The tenderloin cut’s lack of fat means it needs to be cooked with something else to make it palatable. Marinating for several hours is one option; another option is to cook it wrapped in bacon or with some sort of fat to add flavor. It is best cooked over a dry heat, such as on a barbeque, and set aside to rest for at least three minutes to allow the meat to continue cooking and to trap the juices inside.
If the tenderloin cut is taken from a calf that has been restrained in a pen all its short life, the steak is called a fille mignon. The fillet mignon is a fattier, more tender piece than the tenderloin because the calf didn’t use the muscle nearly as much as the full-sized cow. The other cut taken from this region is the strip steak, which combined with the tenderloin is a Porterhouse.
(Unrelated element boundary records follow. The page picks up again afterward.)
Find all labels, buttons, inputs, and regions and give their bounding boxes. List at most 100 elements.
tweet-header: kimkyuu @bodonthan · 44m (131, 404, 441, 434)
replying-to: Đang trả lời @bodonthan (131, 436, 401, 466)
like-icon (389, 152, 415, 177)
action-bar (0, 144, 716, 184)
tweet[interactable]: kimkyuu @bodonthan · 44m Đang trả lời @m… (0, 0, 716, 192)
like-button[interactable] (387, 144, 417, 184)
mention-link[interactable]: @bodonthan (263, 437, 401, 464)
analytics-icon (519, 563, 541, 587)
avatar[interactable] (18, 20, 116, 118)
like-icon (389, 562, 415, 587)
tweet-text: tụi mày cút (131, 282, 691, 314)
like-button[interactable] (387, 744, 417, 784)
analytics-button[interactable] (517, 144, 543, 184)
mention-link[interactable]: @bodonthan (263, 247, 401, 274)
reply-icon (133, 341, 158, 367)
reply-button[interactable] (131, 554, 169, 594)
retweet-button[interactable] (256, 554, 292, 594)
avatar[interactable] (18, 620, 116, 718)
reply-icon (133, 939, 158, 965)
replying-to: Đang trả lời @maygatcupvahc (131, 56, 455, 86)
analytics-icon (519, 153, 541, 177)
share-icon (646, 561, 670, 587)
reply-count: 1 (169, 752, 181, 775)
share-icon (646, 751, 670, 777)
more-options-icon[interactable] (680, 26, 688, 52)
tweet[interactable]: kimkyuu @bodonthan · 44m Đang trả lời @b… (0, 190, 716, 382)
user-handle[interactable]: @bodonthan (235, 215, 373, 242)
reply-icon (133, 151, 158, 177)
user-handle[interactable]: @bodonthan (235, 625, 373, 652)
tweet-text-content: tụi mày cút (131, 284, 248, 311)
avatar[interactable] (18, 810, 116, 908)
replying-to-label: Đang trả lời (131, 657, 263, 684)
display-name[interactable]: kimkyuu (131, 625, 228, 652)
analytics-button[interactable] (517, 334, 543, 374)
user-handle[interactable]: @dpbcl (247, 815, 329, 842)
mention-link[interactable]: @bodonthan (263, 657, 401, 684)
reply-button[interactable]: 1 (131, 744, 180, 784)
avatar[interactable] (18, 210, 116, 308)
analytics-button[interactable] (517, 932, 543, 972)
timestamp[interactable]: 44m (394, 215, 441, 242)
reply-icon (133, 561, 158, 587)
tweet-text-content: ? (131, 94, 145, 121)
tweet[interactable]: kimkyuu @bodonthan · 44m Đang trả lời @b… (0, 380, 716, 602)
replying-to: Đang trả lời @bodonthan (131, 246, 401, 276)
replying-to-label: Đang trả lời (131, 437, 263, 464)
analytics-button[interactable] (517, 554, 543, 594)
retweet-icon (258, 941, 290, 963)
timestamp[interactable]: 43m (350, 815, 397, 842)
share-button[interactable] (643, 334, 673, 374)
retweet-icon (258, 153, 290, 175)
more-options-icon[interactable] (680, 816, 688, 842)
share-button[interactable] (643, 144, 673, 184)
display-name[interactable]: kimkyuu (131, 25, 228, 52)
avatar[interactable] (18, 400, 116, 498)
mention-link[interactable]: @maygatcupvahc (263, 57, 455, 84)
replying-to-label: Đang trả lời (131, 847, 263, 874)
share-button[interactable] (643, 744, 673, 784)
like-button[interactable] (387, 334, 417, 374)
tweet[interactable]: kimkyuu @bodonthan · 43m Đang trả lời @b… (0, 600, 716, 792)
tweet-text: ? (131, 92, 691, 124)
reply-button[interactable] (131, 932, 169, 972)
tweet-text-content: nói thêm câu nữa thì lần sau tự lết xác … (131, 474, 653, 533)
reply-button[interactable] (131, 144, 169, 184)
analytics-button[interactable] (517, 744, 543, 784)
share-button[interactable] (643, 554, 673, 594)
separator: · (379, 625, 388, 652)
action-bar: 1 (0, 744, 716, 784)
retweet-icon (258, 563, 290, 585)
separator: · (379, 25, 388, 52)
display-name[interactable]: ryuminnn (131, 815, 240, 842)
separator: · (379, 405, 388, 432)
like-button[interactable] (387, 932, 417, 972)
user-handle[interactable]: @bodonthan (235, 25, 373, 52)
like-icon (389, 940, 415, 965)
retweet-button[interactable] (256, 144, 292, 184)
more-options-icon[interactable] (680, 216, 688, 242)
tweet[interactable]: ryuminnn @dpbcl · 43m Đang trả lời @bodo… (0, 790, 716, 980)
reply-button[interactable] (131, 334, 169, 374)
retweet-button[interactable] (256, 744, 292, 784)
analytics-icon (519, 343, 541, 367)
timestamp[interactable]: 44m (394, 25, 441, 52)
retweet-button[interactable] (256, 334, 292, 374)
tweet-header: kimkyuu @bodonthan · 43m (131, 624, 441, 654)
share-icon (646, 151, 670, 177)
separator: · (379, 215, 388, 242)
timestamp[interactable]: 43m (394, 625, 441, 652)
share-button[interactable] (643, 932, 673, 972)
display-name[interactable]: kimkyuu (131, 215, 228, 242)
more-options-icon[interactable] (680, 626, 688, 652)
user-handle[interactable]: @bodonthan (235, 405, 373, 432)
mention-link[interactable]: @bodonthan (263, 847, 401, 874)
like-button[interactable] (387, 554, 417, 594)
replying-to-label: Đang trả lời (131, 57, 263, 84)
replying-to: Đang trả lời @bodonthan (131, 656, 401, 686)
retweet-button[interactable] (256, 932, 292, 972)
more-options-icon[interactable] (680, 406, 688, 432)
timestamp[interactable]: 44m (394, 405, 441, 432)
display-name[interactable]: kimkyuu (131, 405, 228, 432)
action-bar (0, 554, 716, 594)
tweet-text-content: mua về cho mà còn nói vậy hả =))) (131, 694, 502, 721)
If flavor is added to this cut, it can be a great cut for grilling.
A combination of the tenderloin and strip steak and younger brother to the Porterhouse, the T-bone steak is an approximately triangular cut with a tell-tale T-shaped bone running through it. Another steak that is similar is the Porterhouse, which is a T-bone steak with more meat all around. The T-bone steak is cut from the short loin around the vertebrae. Thus, it combines thetenderness of the tenderloin with the great flavor of the strip. Unfortunately, however, sometimes the bone can be half of the steak, leaving you with only small strips of meat.
Popular methods of cooking the T-bone are grilling and broiling. This cut of meat is condusive to the dry heat of either method, and the bone acts as a heat conductor. This allows the steak to cook more evenly and guards against drying out. Be sure to let the steak sit to finish cooking. Six ounces of this cut has 346 calories and a total fat content of 16.4 grams (6.6 grams coming from saturated fat). The T-bone is an old favorite, but was outdone by the strip because of the strip’s higher fat content and lack of bone.
While all of these cuts come from the loin or ribs area of the cow, they are inherently different. The rib-eye, the most flavorful and tenderest, also has the most calories and fat. The T-bone is a great combination of two cuts, the tenderloin and the strip, and is the lowest in caloric count. Taking apart the T-bone, you get the strip steak, which is known for its high marbleizing and great flavor, and the tenderloin, known for its tenderness and juiciness. Your best bet is to consider which cut fits the meal you wish to serve and remember the tips for purchasing steak. If you have any questions, take them up with your local butcher; he or she will be well-versed in meat talk. NO matter what cut of steak you pick, you’ll be most satisfied if you take the time to get to know the cow’s body and where your meat comes from.